ST. LOUIS – Consuming a blend of proteins from soy, whey and casein provided benefits in muscle protein synthesis after exercising, according to a study that appeared on-line Jan. 23 in The Journal of Nutrition. Researchers at the University of Texas Medical Branch conducted the study on 19 young adults.

According to the researchers, the proteins from soy, whey and casein have complementary amino acid profiles and different digestion rates (amino acid release profiles). The study’s results demonstrated prolonged delivery of amino acids to muscles and extended muscle protein synthesis when subjects consumed the protein blend as compared to when they consumed a single source (whey) of protein alone.

“Sources of high-quality protein contain all the essential amino acids and have individual characteristics thought to offer a unique advantage for muscle growth,” said Blake Rasmussen, Ph.D., interim chair, Department of Nutrition and Metabolism and the study’s principle investigator. “This is the first study to test the effects of combining soy with the dairy proteins, whey and casein, for promotion of lean body mass gain.”

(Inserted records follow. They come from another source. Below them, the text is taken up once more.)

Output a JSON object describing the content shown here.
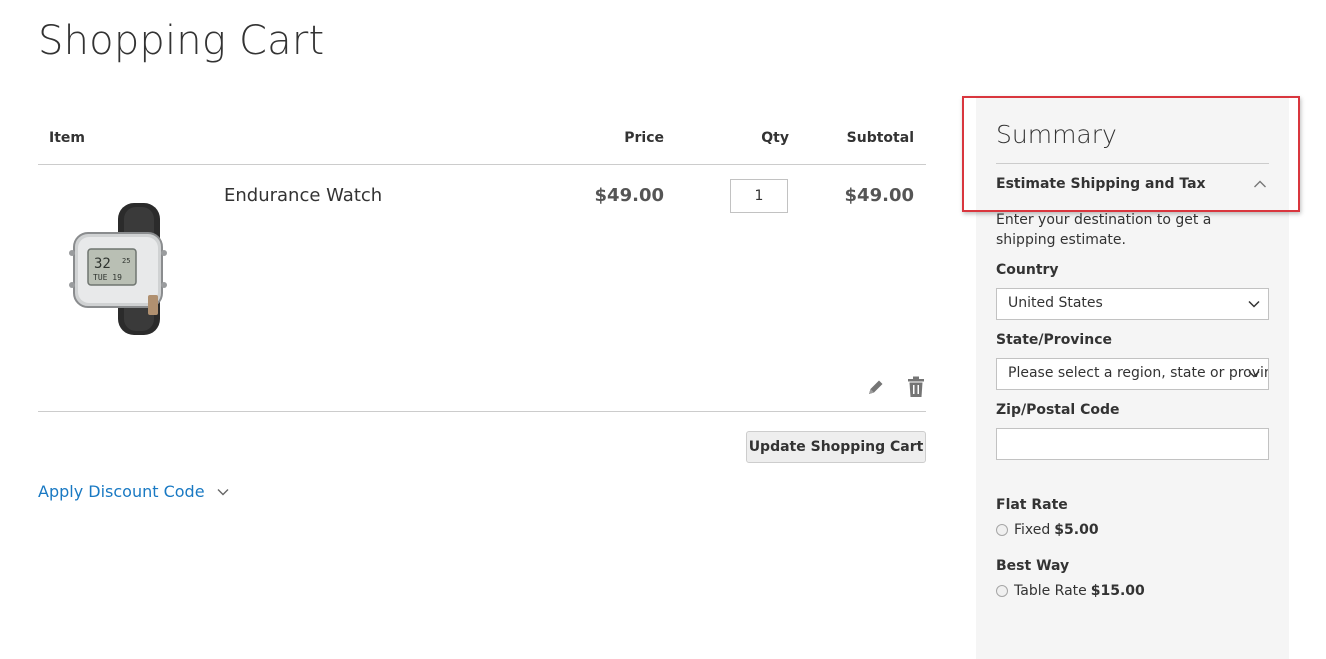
{
  "page": {
    "title": "Shopping Cart"
  },
  "cart": {
    "columns": {
      "item": "Item",
      "price": "Price",
      "qty": "Qty",
      "subtotal": "Subtotal"
    },
    "items": [
      {
        "name": "Endurance Watch",
        "price": "$49.00",
        "qty": "1",
        "subtotal": "$49.00"
      }
    ],
    "update_label": "Update Shopping Cart",
    "discount_label": "Apply Discount Code"
  },
  "summary": {
    "title": "Summary",
    "estimate_title": "Estimate Shipping and Tax",
    "estimate_note": "Enter your destination to get a shipping estimate.",
    "country_label": "Country",
    "country_value": "United States",
    "state_label": "State/Province",
    "state_value": "Please select a region, state or province.",
    "zip_label": "Zip/Postal Code",
    "zip_value": "",
    "rates": [
      {
        "carrier": "Flat Rate",
        "method": "Fixed",
        "price": "$5.00"
      },
      {
        "carrier": "Best Way",
        "method": "Table Rate",
        "price": "$15.00"
      }
    ]
  },
  "colors": {
    "link": "#1979c3",
    "highlight": "#d9363e",
    "summary_bg": "#f5f5f5"
  }
}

In the double-blind, randomized, clinical trial, the 19 young adults were studied before and after ingesting either about 19 grams of protein from the blend or about 18 grams of whey protein. Their consumption took place about one hour after high-intensity leg resistance exercise. The soy-dairy protein blend was 25% Supro isolated soy protein from Solae/DuPont Nutrition & Health, 25% whey protein isolate and 50% caseinate. Muscle biopsies were collected at rest, 3 hours after exercise and 5 hours after exercise.